The minute I received this I was tempted to write, "Why call yourself Connecticut Art List if you have no interest in artists in Connecticut?"  But I didn't, thinking that I'd let this play out.

So days later, I start poking around their website.  What's this?

"The curated image bank currently features 28 artists from every corner of the state, and in all different stages of their careers. An overwhelming majority of the featured artists are graduates of Connecticut art schools- most with advanced degrees."

Soooo... "Curated" basically means academically credentialed artists [only].  Sweet.  Art history teaches us that that's where most great art comes from or, as the Borat character might say, - NOT!

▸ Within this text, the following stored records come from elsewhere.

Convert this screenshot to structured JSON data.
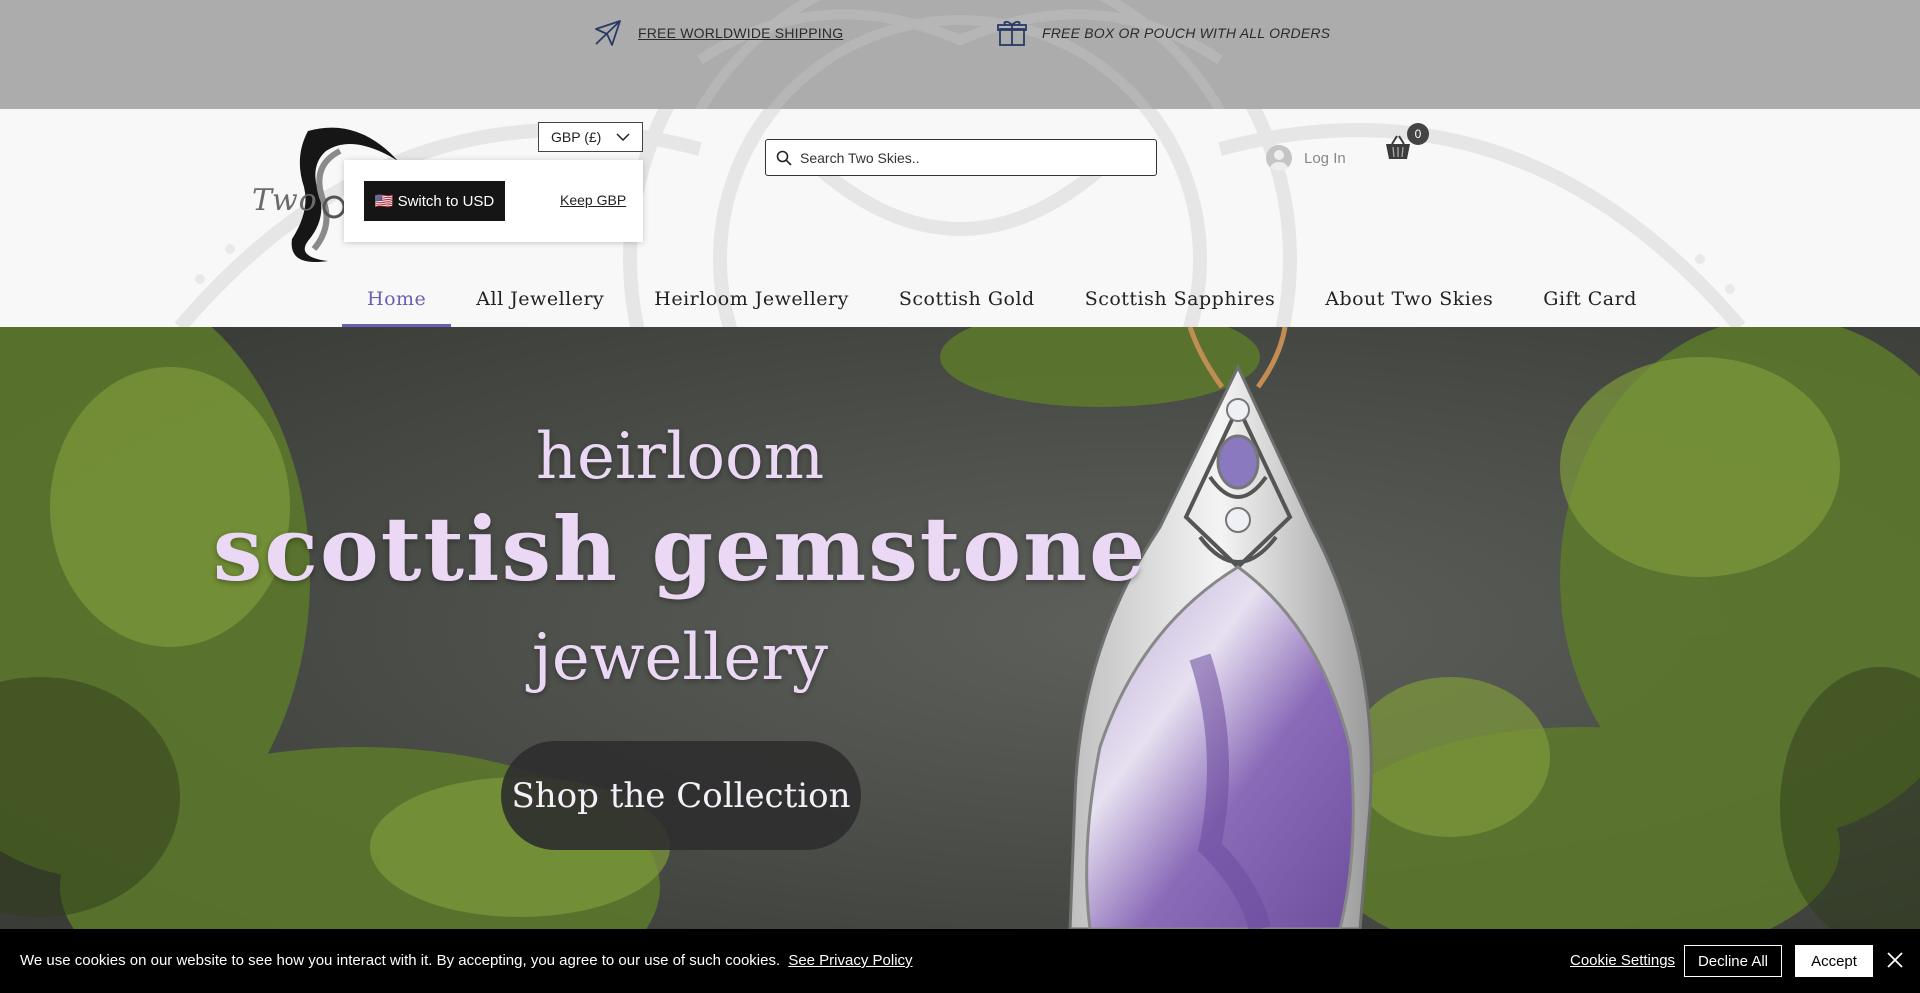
{
  "promo": {
    "shipping_text": "FREE WORLDWIDE SHIPPING",
    "shipping_icon": "airplane-icon",
    "box_text": "FREE BOX OR POUCH WITH ALL ORDERS",
    "box_icon": "gift-icon"
  },
  "header": {
    "logo_text": "Two",
    "currency": {
      "selected": "GBP (£)",
      "switch_label": "🇺🇸 Switch to USD",
      "keep_label": "Keep GBP"
    },
    "search": {
      "placeholder": "Search Two Skies.."
    },
    "login_label": "Log In",
    "cart_count": "0"
  },
  "nav": {
    "items": [
      {
        "label": "Home",
        "active": true
      },
      {
        "label": "All Jewellery"
      },
      {
        "label": "Heirloom Jewellery"
      },
      {
        "label": "Scottish Gold"
      },
      {
        "label": "Scottish Sapphires"
      },
      {
        "label": "About Two Skies"
      },
      {
        "label": "Gift Card"
      }
    ]
  },
  "hero": {
    "line1": "heirloom",
    "line2": "scottish gemstone",
    "line3": "jewellery",
    "cta_label": "Shop the Collection"
  },
  "cookie": {
    "message": "We use cookies on our website to see how you interact with it. By accepting, you agree to our use of such cookies.",
    "privacy_link": "See Privacy Policy",
    "settings_label": "Cookie Settings",
    "decline_label": "Decline All",
    "accept_label": "Accept"
  },
  "colors": {
    "promo_bg": "#acacac",
    "header_bg": "#f8f8f8",
    "nav_active": "#6a5fb0",
    "hero_text": "#ead8f5",
    "cta_bg": "#2d2d2d",
    "cookie_bg": "#000000"
  }
}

Rather than rant and rave about this site, their pretentiousness, and the tone-deaf claim that it's some kind of art list representing state artists, let's chalk it up as yet-another-me and mine-first-self-serving art site looking to cash in on the suckers who get signed up.

This isn't new or news.  Brooklyn Art Project gave me the same rash.  There are others.  They advertise themselves as being a resource to you when in fact you are an unpaid, unrecognized asset [potential web consumer] to them.

The sad, pernicious fact is that CT Arts organizations that receive government funding are gamed to serve very specific, inside constituencies.  Their ties to academia and their closed-minded ideas about art and appetite for monopolizing art funding and venues exclude independent artists from the game.

As artists we are emotionally manipulated into feeling sorry for the poor self-serving bureaucrats who "just can't find..." us.  In business, these people would have to explain their conflicts of interest but in the art world we treat them like the victim.

1 comment:

  1. Your description of this art organization brought to mind the poetry books where poets have to pay to be printed.